The plane landed safely. Airport emergency crews found no sign of fire. Martha's Vineyard Airport manager Sean Flynn said he closed the airport for about 20 minutes.
Airport fire crews, firefighters, and emergency medical technicians from surrounding Island towns responded to the initial call of a strong smell of smoke in the cockpit and a possible fire onboard an airplane. The order to stand down met with considerable relief, Mr. Flynn said.
"The pilot did the correct thing, which was to find the closest airport and land at it," Mr. Flynn told The Times, in a telephone call shortly after 9 pm, Monday. "He landed safely and did a fantastic job. And all is well with the folks that were on the airplane."

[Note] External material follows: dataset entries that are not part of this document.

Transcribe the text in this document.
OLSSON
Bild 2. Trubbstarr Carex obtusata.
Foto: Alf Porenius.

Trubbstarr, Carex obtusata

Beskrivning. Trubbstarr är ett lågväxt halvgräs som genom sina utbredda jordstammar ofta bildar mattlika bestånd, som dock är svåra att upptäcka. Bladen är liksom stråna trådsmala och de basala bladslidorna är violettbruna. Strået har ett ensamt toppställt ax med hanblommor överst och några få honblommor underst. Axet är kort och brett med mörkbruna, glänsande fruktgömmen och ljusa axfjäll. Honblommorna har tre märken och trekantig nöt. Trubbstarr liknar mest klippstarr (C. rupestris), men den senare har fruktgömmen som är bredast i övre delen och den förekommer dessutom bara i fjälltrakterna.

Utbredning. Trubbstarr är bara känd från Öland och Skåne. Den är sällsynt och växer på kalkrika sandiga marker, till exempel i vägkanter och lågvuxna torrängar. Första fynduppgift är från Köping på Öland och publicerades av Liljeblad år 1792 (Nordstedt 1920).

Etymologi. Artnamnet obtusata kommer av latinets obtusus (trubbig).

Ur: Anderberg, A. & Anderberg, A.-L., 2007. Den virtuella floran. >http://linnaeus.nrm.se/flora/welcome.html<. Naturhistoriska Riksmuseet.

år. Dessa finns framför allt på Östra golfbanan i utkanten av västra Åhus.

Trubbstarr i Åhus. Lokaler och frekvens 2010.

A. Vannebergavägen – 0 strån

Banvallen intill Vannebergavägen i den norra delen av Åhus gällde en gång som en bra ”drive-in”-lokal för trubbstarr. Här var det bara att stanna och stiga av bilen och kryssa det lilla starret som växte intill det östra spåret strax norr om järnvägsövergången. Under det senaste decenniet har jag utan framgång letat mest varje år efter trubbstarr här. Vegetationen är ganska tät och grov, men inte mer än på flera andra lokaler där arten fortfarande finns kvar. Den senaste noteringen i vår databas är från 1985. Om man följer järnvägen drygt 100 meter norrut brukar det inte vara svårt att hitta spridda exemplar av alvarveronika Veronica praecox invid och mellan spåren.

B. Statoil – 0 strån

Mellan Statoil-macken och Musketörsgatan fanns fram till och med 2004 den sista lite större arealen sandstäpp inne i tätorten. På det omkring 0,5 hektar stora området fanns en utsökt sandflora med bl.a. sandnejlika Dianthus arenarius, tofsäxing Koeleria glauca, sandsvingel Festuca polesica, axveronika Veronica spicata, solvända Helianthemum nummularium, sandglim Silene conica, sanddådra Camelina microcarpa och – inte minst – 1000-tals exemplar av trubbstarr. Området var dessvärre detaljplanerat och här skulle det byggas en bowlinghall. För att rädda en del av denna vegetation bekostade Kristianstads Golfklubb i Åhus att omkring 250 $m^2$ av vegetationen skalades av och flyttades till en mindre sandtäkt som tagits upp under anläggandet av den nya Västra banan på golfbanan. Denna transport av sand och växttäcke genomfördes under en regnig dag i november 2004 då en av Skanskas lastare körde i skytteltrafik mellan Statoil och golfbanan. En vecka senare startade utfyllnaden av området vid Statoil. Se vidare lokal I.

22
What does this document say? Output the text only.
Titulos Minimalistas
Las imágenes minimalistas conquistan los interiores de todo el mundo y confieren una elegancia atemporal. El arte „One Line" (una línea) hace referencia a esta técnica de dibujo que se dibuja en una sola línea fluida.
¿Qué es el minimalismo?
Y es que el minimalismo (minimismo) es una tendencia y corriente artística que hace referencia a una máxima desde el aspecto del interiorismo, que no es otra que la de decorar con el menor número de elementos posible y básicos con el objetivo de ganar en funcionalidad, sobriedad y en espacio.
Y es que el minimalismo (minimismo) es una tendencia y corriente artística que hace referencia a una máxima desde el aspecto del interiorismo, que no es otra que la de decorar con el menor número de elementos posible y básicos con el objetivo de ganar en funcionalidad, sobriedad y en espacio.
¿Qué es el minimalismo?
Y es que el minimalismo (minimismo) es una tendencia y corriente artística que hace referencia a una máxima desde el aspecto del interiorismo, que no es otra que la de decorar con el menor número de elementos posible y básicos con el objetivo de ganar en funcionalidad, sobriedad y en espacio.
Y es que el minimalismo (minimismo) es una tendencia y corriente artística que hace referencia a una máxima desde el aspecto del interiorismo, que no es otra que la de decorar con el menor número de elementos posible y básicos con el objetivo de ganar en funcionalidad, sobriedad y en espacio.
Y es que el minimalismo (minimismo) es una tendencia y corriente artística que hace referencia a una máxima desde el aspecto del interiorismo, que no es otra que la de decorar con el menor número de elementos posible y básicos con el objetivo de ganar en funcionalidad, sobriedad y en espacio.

Mr. Flynn said the passengers, including one baby, remained calm. There was no evidence of fire in the plane but there was a strong, unidentifiable odor. Mr. Flynn said a mechanic will inspect the plane to try to identify the source of the odor.
"After removing the passengers, the pilot, and the aircraft from the runway where it landed, we inspected the runway and reopened it, and all is well," Mr. Flynn said.
The aircraft was operated by the charter company Fly The Whale, a division of Lima NY Inc., according to a report published in The Inquirer and Mirror.
"Our pilot flying a Nantucket to White Plains flight in one of our Piper Chieftains noticed a smell that might have been caused by an electrical issue," Fly The Whale's chief operating officer Michael Siegel told the Nantucket weekly. "He correctly decided to make a precautionary landing at Martha's Vineyard airport. The landing was textbook and uneventful."
A majority of the passengers continued on to White Plains aboard another Fly The Whale aircraft, Mr. Siegel said.
Correction: An earlier online version of this story incorrectly referred to the Piper Chieftain as a twin-engine jet. It is a prop. The photo that accompanied the story pictured the wrong aircraft.